Selasa, 1 Juli 2025

KPA: UU Pertanahan Harus Jadi Pelaksana UUPA No 5/1960

JAKARTA- Rancanangan Undang-Undang (RUU) Pertanahan kembali masuk kedalam Program Legislasi Nasional (Prolegnas) tahun 2016. DPR diminta agar secara hati-hati membahas RUU Pertanahan. Apalagi draft RUU yang kini sedang dibahas oleh DPR tak jauh berbeda secara substansial dengan draft hasil DPR periode terdahulu. Hal ini disampaikan oleh Sekretaris Jenderal Konsorsium Pembaharuan Agraria (KPA), Iwan Nurdin kepada Bergelora.com di Jakarta, Sabtu (23/1)

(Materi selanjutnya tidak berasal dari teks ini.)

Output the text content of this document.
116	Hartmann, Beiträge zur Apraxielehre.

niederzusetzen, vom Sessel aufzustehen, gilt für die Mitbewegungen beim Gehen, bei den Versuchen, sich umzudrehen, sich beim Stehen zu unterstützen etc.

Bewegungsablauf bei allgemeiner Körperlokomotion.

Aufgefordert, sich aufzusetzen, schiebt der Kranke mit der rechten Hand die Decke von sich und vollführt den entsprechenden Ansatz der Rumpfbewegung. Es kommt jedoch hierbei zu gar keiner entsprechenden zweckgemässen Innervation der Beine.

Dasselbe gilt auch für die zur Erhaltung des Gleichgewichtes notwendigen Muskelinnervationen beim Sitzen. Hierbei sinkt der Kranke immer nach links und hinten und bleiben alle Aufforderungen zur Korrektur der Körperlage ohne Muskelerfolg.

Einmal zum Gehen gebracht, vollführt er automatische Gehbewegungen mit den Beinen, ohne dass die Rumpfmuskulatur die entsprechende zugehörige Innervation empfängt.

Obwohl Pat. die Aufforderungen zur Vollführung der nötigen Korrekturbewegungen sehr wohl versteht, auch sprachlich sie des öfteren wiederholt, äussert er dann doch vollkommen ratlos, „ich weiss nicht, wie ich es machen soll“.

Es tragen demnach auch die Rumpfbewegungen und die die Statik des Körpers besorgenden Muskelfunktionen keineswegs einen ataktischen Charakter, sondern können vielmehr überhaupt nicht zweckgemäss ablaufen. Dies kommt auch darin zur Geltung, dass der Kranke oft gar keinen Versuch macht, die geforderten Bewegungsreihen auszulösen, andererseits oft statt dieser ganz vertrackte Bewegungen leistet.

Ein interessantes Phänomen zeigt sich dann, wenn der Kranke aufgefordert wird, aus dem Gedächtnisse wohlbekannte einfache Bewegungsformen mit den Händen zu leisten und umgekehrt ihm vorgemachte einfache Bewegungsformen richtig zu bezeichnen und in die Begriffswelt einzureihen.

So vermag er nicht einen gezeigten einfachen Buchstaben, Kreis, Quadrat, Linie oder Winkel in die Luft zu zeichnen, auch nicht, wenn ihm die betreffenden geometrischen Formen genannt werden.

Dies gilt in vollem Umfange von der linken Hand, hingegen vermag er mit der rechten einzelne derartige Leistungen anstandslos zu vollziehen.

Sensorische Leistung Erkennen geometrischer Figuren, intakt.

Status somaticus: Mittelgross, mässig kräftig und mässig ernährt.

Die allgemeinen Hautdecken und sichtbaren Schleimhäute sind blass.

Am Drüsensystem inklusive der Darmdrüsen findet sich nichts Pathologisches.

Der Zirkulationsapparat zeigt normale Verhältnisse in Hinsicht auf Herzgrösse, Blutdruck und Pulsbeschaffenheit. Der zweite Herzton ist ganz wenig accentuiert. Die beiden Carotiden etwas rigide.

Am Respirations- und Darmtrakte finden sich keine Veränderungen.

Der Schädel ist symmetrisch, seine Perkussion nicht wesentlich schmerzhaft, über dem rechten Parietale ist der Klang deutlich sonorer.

“Masalah utama dalam RUU Pertanahan adalah ketiadaan visi bersama antara pemerintah dan DPR bahwa RUU-Pertanahan adalah implementasi dari Undang-Undang Pokok Agraria Nomor 5/1960 bukan menggantinya,” ujarnya

Selain itu menurutnya, misi dari RUU Pertanahan seharusnya merupakan pelaksanaan reforma agraria sejati memberikan jalan keluar penyelesaian konflik agraria menciptakan kelembagaan agraria yang solid dan bersih, mengatur pendaftaran dan administrasi pertanahan yang baik, bersih dan menyeluruh di lingkup nasional.

“RUU Pertanahan juga diharapkan dapat memperkuat hak atas untuk rakyat terutama golongan lemah dan rentan seperti petani, nelayan tradisional, perempuan dan masyarakat adat dan dapat melakukan pembatasan bagi usaha-usaha skala besar dalam memiliki dan mengontrol sumbersumber agraria khususnya tanah serta selaras dengan pembangunan berkelanjutan dan keberlangsungan lingkungan hidup,” jelasnya.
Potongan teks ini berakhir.